Confrontado com as eventuais contraindicações que a medida pode causar, Lula manifestou certa preocupação. “Hoje temos uma proliferação de casas de apostas esportivas online, o que na prática já mostra que já há jogo ocorrendo normalmente.” Ele demonstrou preocupação com impacto entre os mais jovens, que podem ser mais suscetíveis ao vício.

As falas do presidente evidenciam o embate entre os argumentos de cunho econômico, como a geração de empregos e aumento na arrecadação de impostos, e as questões morais e de saúde, quando não de segurança pública. Por enquanto, predominam os cifrões que o surgimento de cassinos promete gerar. Nos bastidores do Congresso, há quem acredite que a liberação dos jogos de azar trará no seu bojo aumento de empregos, de arrecadação de impostos e alguns caminhões de votos, principalmente em áreas com alto potencial turístico.

O projeto ganhou o apoio do PT, ainda que o governo, oficialmente, não tenha tomado posição — por mais que Lula tenha endossado a aprovação.

Jaques Wagner (BA), líder do governo no Senado, votou a favor da aprovação. “Sou a favor porque não acredito em nada proibido como solução. Hoje, com jogos no celular e no computador, o cassino, por assim dizer, está dentro de casa. Prefiro tudo com regras, com fiscalização e com pagamento de tributo.”

Com diversas ressalvas, Rogério de Carvalho (PT-SE) foi praticamente na mesma linha. “Sou a favor de que haja uma regulamentação e que seja feita de forma transparente, para que essa atividade não seja realizada nos subsolos e no submundo das grandes cidades, porque hoje tem cassino em várias cidades brasileiras.”

(Roque de Sá)

Dilemas

A oposição, principalmente a bancada evangélica, promete endurecer o jogo e quer que, antes de ser votado no plenário do Senado, o projeto passe por outras comissões da Casa.

Eduardo Girão (Novo-CE) argumentou que a liberação dos jogos de azar pode influenciar no vício, algo que causa horror entre os parlamentares evangélicos. “Quando os bingos eram liberados no Brasil, você via os aposentados torrando até o último centavo.
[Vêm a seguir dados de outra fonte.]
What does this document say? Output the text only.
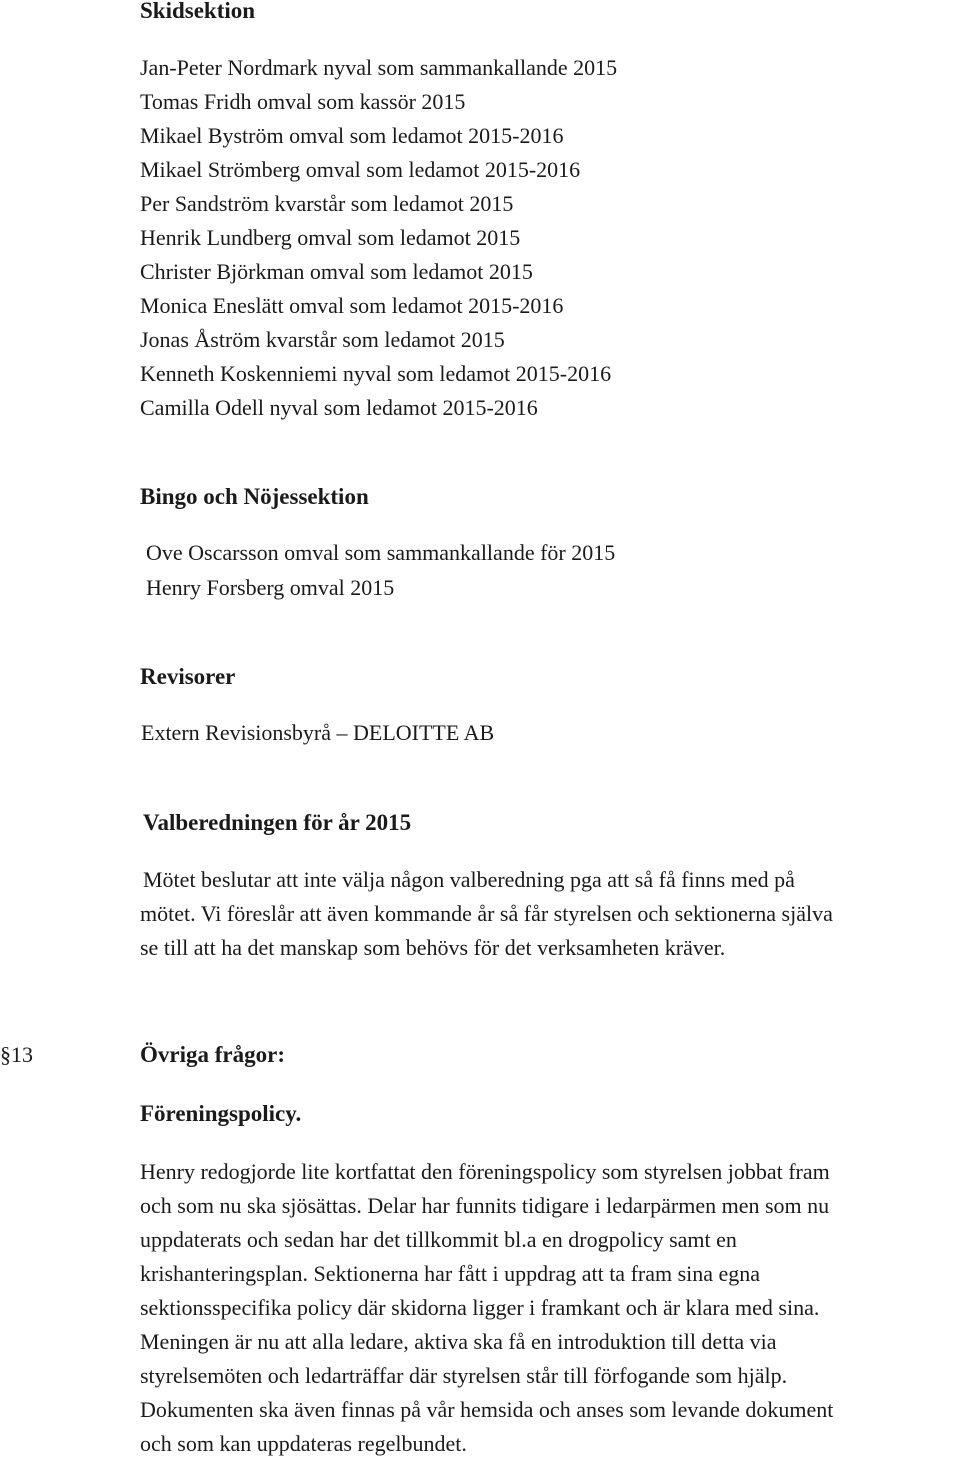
Skidsektion

Jan-Peter Nordmark nyval som sammankallande 2015

Tomas Fridh omval som kassör 2015

Mikael Byström omval som ledamot 2015-2016

Mikael Strömberg omval som ledamot 2015-2016

Per Sandström kvarstår som ledamot 2015

Henrik Lundberg omval som ledamot 2015

Christer Björkman omval som ledamot 2015

Monica Eneslätt omval som ledamot 2015-2016

Jonas Åström kvarstår som ledamot 2015

Kenneth Koskenniemi nyval som ledamot 2015-2016

Camilla Odell nyval som ledamot 2015-2016

Bingo och Nöjessektion

Ove Oscarsson omval som sammankallande för 2015

Henry Forsberg omval 2015

Revisorer

Extern Revisionsbyrå – DELOITTE AB

Valberedningen för år 2015
Mötet beslutar att inte välja någon valberedning pga att så få finns med på
mötet. Vi föreslår att även kommande år så får styrelsen och sektionerna själva
se till att ha det manskap som behövs för det verksamheten kräver.
§13	Övriga frågor:
Föreningspolicy.
Henry redogjorde lite kortfattat den föreningspolicy som styrelsen jobbat fram
och som nu ska sjösättas. Delar har funnits tidigare i ledarpärmen men som nu
uppdaterats och sedan har det tillkommit bl.a en drogpolicy samt en
krishanteringsplan. Sektionerna har fått i uppdrag att ta fram sina egna
sektionsspecifika policy där skidorna ligger i framkant och är klara med sina.
Meningen är nu att alla ledare, aktiva ska få en introduktion till detta via
styrelsemöten och ledarträffar där styrelsen står till förfogande som hjälp.
Dokumenten ska även finnas på vår hemsida och anses som levande dokument
och som kan uppdateras regelbundet.
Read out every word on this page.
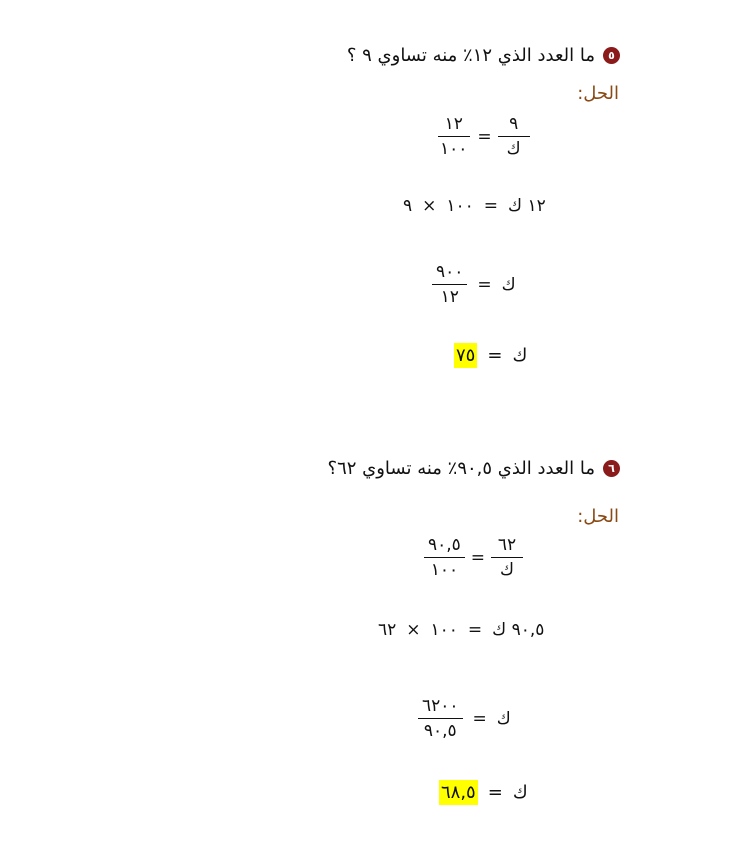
٥
ما العدد الذي ١٢٪ منه تساوي ٩ ؟
الحل:
$\frac{١٢}{١٠٠} = \frac{٩}{\text{ك}}$
٩ × ١٠٠ = ١٢ ك
$\frac{٩٠٠}{١٢}$ = ك
٧٥ = ك
٦
ما العدد الذي ٩٠,٥٪ منه تساوي ٦٢؟
الحل:
$\frac{٩٠,٥}{١٠٠} = \frac{٦٢}{\text{ك}}$
٦٢ × ١٠٠ = ٩٠,٥ ك
$\frac{٦٢٠٠}{٩٠,٥}$ = ك
٦٨,٥ = ك
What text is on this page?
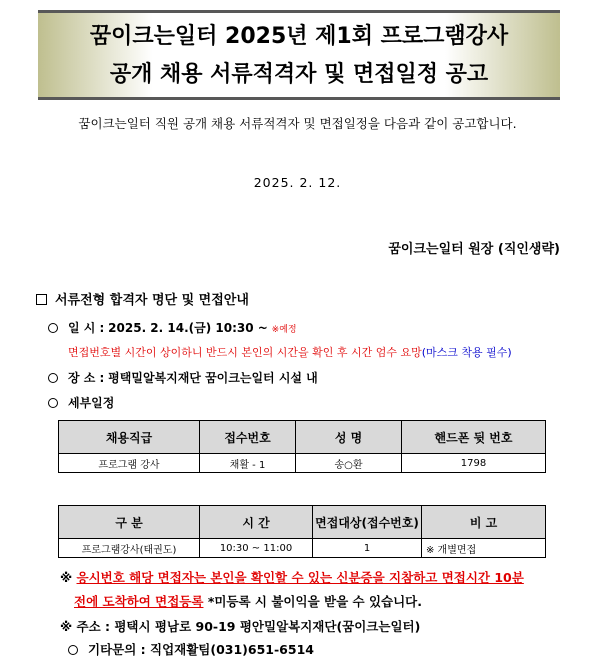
꿈이크는일터 2025년 제1회 프로그램강사
공개 채용 서류적격자 및 면접일정 공고
꿈이크는일터 직원 공개 채용 서류적격자 및 면접일정을 다음과 같이 공고합니다.
2025. 2. 12.
꿈이크는일터 원장 (직인생략)
서류전형 합격자 명단 및 면접안내
일 시 : 2025. 2. 14.(금) 10:30 ~ ※예정
면접번호별 시간이 상이하니 반드시 본인의 시간을 확인 후 시간 엄수 요망(마스크 착용 필수)
장 소 : 평택밀알복지재단 꿈이크는일터 시설 내
세부일정
채용직급	접수번호	성 명	핸드폰 뒷 번호
프로그램 강사	채활 - 1	송○환	1798
구 분	시 간	면접대상(접수번호)	비 고
프로그램강사(태권도)	10:30 ~ 11:00	1	※ 개별면접
※ 응시번호 해당 면접자는 본인을 확인할 수 있는 신분증을 지참하고 면접시간 10분
전에 도착하여 면접등록 *미등록 시 불이익을 받을 수 있습니다.
※ 주소 : 평택시 평남로 90-19 평안밀알복지재단(꿈이크는일터)
기타문의 : 직업재활팀(031)651-6514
Era tanto caso de corrupção e lavagem de dinheiro por causa do bingo que aí o [então] presidente Lula fez um decreto proibindo o bingo no Brasil. Uma tragédia social que não dá emprego”.

O cientista político Paulo Niccoli Ramirez, da Fesp-SP, é um crítico contundente da atuação das casas de jogos e cassinos, alertando que os males que causam não compensam eventuais ganhos financeiros para governos ou criação de empregos. Em declarações recentes, comentou: “A liberação dos jogos é a porta aberta do inferno, exatamente para que mafiosos se transformem em empresários e, de empresários, passem a influenciar ainda mais a vida política. Isso é um problema grave que a gente tem aqui e que também pode trazer questões de segurança pública”, ponderou, aludindo a riscos de crescimento de casos de lavagem de dinheiro. “Não adianta liberar por liberar. Se não houver um respaldo em termos de projetos sociais para redução da desigualdade e foco na saúde física e mental esse projeto só vai atender a uma elite.”

Longo caminho

Os cassinos fizeram parte da vida nacional na primeira metade do século XX, sendo considerados parte importante da vida cultural, exibindo shows musicais e peças de teatro.
Em 1946, o presidente Eurico Dutra proibiu o cassino e os jogos de azar sob a justificativa de combater o crime e a corrupção.

O presidente Itamar Franco, em 1993, tomou medidas para permitir o funcionamento de bingos, que duraram até 2000, quando Fernando Henrique Cardoso revogou a medida alegando irregularidades.

•  Em 2004, em seu primeiro mandato, Lula editou Medida Provisória (MP) que proibiu todo o tipo de jogo de azar no País.